Все четверо имели разные религиозные взгляды. Мендельсон, возможно, согласился бы со словами одного своего почти современника, также обратившегося из иудаизма в христианство в детстве, Бенджамина Дизраэли: «Я чистый лист между Старым Заветом и Новым»[759]. Его еврейское происхождение оставило мало следов в его музыке и жизни, за исключением, возможно, его просвещенных взглядов, которые он усвоил от либерального иудаизма (в отличие от него, Игнац Мошелес посещал еврейские общины в Вене и писал для них музыку, прежде чем обратиться в христианство во взрослом возрасте). Мендельсон некоторое время возглавлял кафедральный хор в Берлине, а в его литургической музыке хорошо слышны его протестантские убеждения, хотя драматические и повествовательные возможности религиозной музыки, нашедшие отражение в его ораториях, определенно интересовали его куда больше. «Услышь молитву мою», мотет неувядающего обаяния и свойства, был написан в 1845 году для английского общества концертов, а не для церкви: английский текст в нем метрически совпадает с немецким переводом, так что его можно петь на обоих языках – этот же эффектный прием Гайдн использовал в своих поздних ораториях, а Шуберт – в некоторых своих переложениях на музыку Шекспира.

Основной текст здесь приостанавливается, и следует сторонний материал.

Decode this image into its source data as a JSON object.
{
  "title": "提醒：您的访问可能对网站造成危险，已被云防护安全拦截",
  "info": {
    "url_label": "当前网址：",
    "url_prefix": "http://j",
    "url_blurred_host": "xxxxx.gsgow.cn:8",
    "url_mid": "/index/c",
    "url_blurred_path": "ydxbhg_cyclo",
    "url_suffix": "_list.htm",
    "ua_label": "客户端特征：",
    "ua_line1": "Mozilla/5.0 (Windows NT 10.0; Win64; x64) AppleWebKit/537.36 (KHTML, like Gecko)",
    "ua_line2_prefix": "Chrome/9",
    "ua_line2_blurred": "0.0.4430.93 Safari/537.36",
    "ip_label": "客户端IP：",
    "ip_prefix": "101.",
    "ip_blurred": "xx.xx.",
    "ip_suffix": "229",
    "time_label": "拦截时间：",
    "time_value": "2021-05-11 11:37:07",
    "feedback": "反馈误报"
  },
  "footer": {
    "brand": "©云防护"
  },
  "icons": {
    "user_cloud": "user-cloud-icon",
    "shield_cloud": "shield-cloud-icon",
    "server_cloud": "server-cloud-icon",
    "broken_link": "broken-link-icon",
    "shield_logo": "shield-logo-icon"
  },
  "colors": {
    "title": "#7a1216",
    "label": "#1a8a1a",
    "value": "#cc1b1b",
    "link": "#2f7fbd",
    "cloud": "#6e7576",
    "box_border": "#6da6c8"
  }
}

Отца Листа в юности исключили из францисканских послушников за «капризный и неустойчивый характер»[760]. Быть может, это было предвестием глубоких, но непостоянных отношений с религией его сына: несколько раз в жизни он рассматривал идею стать священником и даже принял малый постриг во время своего уединения в 1865 году после смерти двух из троих его детей. В его фортепианной музыке встречается большое количество религиозных образов, от святого Франциска, проповедующего птицам, до цитат из Miserere Палестрины и рождественских гимнов. Однако его больше интересовала мистическая, трансцедентальная сторона религиозного опыта, нежели литургические или доктринальные вопросы, что нашло отражение в названии, которое он использовал несколько раз, «Harmonies poétiques et religieuses»[761]. (Вдобавок, несмотря на безусловную религиозность, он легко нарушал священные обеты, такие как обет супружества, если они были не его, а кого-то другого.)
Использование нашими композиторами музыки старых мастеров до определенной степени связано с их религиозным наследством. Все изучили музыку Палестрины и восхищались ею. Все, кроме Шопена, писали органные сочинения, в которых слышно влияние Баха: Шуман даже написал фугу на его музыкальную подпись, B. A. C. H. Восемнадцатилетний Шопен полагал, что оратория Генделя, которую он называл «Cz’icilienfest» (вероятно, «Ода на день святой Цецилии»), «ближе всего к моему представлению о великой музыке»[762] – хотя это мимолетное увлечение не оставило никакого следа в его творчестве, и многие полагают, что виной тому его крайне поверхностное знакомство со старыми мастерами. Мендельсон организовал в Лейпциге в 1837 году серию «Исторических концертов», на которых звучала музыка Моцарта и Гайдна, равно как и Баха с Генделем (история тогда была короче). Мендельсон исполнял «Страсти по Матфею», Шуман в Дюссельдорфе дирижировал «Страстями по Иоанну» и частями Мессы си минор. Лист усвоил музыкальный язык Скарлатти в числе многих других. Мендельсон и Шуман писали партии фортепиано для струнной музыки Баха, от которой нам стоит оградить свой аутентичный слух и лишь порадоваться их попыткам сделать современной старую музыку. Оба принимали участие в создании мемориала Баха в лейпцигской Томаскирхе, открытого в 1843 году в присутствии внука композитора Вильгельма Фридриха Эрнста Баха, которого Шуман описывал как «весьма подвижного старого господина 84 лет со снежно-белыми волосами и выразительным лицом»[763].